In the wintry months, when the air is still and conditions are right, the night fog rises from the lake and drifts through the moonlight to shroud the land. On those occasions, I like to get myself to the Fill at dawn, just as the sun is topping the foothills of the Cascades. If I’m lucky, the rising sun will warm the air enough to collect the fog into one bank of cloud in perfect alignment with the mountains. It is then that I will see gold.
Quickly I sling my campstool over my shoulder and hurry down the trail. I ignore the flock of American Goldfinches foraging in the alder tops. I can’t stop to look at every one to see if a Pine Siskin or maybe even a redpoll has joined the flock. Nor can I scan the brush to the east of the Lone Pine Tree to locate the Bewick’s Wren who likes to hide there and who starts buzzing as soon as he sees me. I’m convinced the little beggar teases me on purpose. But as my passage swirls the silver mists clinging to the ground, I tell him, “Not today. I have no time for games.”
For I must reach East Point before the sun rises.
The sparrows who have favored the chicory field north of Boy Scout Pond are already awake and active. I can see them rummaging through the grass, pushing the blades aside with both feet at once as they search for seeds. I do not stop, not even when a Lincoln’s Sparrow hops up on a blackberry stem and chips at me, his crest raised in alarm, his black eyes snapping. “You can just put your little crest down,” I pant as I go by. “You know me, and I know you. We see each other every day.”
At last I arrive at the overlook. Just in time. The fog bank has already risen from the water. It lies between me and the sun, just above the foothills, creating a narrow slit for the sun to shine through. The sky turns pink. The sun’s corona glows. And then the light bursts forth, carving a golden path over the water. The path widens until it becomes a road of molten gold, shimmering, beckoning. Ducks and grebes and geese paddle into the shining corridor to soak up the warmth.
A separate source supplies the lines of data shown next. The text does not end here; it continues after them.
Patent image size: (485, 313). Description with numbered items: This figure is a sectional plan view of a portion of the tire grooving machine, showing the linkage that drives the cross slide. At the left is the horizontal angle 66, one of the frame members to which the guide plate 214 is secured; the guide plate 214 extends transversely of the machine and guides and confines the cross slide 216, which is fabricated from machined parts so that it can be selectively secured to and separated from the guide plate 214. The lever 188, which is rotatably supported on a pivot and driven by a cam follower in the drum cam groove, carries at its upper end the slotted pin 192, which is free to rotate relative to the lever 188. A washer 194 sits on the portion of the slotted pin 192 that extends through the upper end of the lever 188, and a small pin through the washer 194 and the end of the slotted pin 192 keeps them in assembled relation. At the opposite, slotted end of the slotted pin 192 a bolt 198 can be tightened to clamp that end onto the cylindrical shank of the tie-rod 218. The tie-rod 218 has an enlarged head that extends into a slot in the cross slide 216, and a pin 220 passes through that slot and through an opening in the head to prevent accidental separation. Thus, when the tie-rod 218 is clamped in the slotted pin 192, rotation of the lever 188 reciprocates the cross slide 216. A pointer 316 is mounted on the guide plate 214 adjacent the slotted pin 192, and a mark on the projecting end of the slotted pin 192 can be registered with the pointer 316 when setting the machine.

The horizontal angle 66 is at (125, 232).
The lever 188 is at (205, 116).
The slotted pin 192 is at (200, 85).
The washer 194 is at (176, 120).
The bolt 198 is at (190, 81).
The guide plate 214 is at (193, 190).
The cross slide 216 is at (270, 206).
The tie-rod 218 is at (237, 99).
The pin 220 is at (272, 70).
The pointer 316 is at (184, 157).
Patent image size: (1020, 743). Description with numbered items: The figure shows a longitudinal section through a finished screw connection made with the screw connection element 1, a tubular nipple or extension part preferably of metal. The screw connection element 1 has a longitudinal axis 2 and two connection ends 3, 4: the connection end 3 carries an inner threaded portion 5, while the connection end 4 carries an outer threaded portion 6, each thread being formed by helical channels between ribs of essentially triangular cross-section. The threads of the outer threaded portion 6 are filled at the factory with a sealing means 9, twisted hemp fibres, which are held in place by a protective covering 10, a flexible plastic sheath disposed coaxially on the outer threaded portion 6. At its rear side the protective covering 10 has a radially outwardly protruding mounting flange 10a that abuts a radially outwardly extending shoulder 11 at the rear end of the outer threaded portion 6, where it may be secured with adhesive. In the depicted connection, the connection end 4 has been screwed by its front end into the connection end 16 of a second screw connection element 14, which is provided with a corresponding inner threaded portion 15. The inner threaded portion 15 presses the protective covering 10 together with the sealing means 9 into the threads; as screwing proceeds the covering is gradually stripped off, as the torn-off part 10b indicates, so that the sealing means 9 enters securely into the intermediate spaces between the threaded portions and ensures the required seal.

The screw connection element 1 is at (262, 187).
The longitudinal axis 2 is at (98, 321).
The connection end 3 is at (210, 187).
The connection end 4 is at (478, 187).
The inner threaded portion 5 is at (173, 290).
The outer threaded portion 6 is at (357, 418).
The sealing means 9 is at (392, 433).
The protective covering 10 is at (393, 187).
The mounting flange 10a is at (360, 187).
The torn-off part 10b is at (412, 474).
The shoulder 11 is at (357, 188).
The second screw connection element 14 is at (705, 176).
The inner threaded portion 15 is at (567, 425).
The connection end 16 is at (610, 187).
I cannot tell their species, for I am dazzled.
Everything in my spirit tells me to join them, to step onto the road of light and follow it. Toward what? And how? I do not know, but still I yearn. The sun enters the fog, the light dims, the road narrows, the path disappears. It’s gone.
The Great Blue Heron who has been watching from the shore stirs his feathers briefly and goes back to sleep. He sees the sun-path often, and the mist, the moonlight and the dawn. He lives here. But I can only visit.